The problem of reducing a Hidden Markov Model (HMM) to one of smaller dimension that exactly reproduces the same marginals is tackled by using a system-theoretic approach. Realization theory tools are extended to HMMs by leveraging suitable algebraic representations of probability spaces.

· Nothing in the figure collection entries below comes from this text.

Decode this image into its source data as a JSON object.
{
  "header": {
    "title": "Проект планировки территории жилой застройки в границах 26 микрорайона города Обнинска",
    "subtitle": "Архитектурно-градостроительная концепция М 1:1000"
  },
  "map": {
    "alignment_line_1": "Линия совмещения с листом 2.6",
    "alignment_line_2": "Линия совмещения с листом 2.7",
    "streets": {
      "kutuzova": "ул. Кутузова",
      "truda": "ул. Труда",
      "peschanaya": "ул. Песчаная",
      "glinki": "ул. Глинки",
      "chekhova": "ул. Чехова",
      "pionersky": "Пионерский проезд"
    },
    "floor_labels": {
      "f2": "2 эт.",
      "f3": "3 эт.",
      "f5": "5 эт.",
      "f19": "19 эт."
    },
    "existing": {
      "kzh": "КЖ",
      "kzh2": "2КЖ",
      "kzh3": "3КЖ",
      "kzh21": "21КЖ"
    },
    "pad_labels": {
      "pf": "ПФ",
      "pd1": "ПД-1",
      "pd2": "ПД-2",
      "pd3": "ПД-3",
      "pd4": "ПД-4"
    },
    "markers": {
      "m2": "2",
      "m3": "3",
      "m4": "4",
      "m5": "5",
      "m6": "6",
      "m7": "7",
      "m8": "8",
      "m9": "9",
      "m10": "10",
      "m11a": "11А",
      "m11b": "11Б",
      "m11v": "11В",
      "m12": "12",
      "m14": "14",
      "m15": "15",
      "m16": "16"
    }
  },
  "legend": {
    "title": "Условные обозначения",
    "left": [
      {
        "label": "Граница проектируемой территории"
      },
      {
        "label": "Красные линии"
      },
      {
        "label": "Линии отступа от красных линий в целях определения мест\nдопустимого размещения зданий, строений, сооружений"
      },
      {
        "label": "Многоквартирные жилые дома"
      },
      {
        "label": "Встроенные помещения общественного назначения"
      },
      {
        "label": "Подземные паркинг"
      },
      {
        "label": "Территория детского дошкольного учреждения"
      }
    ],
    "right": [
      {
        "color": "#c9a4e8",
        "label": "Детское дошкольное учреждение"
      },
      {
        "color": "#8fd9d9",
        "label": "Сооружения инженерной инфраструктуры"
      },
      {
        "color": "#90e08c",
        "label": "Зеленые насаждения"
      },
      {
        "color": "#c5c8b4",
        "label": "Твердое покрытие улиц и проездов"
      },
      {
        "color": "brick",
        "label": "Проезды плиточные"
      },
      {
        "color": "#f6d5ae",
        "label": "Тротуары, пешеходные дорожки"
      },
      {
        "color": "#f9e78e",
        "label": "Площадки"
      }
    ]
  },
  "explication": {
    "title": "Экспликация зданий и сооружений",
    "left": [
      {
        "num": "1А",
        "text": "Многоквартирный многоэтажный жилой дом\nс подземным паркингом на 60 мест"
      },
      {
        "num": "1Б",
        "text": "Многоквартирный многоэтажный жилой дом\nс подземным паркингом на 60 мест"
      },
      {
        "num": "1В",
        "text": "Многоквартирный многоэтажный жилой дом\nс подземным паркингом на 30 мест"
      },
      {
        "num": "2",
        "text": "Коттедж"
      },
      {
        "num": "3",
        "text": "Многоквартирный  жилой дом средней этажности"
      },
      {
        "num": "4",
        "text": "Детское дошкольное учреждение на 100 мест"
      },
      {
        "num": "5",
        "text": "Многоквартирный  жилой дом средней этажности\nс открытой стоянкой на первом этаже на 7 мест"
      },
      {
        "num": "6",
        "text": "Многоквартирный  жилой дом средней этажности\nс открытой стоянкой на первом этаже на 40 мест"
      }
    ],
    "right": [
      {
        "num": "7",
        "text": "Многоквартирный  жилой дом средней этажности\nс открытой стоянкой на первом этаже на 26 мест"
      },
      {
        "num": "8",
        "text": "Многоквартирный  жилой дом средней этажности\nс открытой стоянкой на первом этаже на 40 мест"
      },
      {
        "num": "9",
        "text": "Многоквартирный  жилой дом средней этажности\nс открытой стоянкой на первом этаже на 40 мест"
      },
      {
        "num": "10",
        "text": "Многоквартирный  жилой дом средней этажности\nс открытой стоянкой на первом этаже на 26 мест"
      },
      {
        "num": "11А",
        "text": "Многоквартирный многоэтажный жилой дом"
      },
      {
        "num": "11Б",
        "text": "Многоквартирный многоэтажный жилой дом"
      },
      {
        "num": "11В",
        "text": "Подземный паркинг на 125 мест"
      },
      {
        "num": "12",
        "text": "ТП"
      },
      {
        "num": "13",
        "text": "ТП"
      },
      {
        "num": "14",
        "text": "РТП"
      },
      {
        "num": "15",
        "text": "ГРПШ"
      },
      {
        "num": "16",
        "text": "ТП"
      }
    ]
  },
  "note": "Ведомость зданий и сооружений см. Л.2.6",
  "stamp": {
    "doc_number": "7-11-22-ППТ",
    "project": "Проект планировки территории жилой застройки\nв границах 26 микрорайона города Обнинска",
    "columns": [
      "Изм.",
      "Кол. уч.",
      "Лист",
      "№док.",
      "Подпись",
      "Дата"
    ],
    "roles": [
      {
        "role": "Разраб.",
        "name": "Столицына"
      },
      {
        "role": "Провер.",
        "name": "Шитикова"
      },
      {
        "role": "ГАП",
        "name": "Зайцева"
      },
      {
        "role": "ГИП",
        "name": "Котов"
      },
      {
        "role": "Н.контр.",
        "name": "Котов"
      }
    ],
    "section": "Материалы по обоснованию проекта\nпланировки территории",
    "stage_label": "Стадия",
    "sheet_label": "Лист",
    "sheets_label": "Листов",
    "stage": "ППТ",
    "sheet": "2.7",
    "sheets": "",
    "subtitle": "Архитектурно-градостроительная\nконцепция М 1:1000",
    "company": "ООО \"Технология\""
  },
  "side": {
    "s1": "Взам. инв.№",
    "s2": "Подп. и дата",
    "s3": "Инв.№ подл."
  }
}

We propose two algorithms that return coarse-grained equivalent HMMs obtained by stochastic projection operators: the first returns models that exactly reproduce the single-time distribution of a given output process, while in the second the full (multi-time) distribution is preserved. The reduction method exploits not only the structure of the observed output, but also its initial condition, whenever the latter is known or belongs to a given subclass. Optimal algorithms are derived for a class of HMM, namely observable ones.

翻译：本文采用系统理论方法，研究将隐马尔可夫模型约简至更低维度，使其精确再现相同边际分布的问题。通过利用概率空间合适的代数表示，将实现理论工具推广至隐马尔可夫模型。我们提出两种算法，通过随机投影算子返回粗粒度化的等价隐马尔可夫模型：第一种算法返回精确再现给定输出过程单时间分布的模型，而第二种算法则保留完整的（多时间）分布。该约简方法不仅利用了观测输出结构，还利用了初始条件（当已知或属于特定子类时）。针对一类可观测隐马尔可夫模型，推导出了最优算法。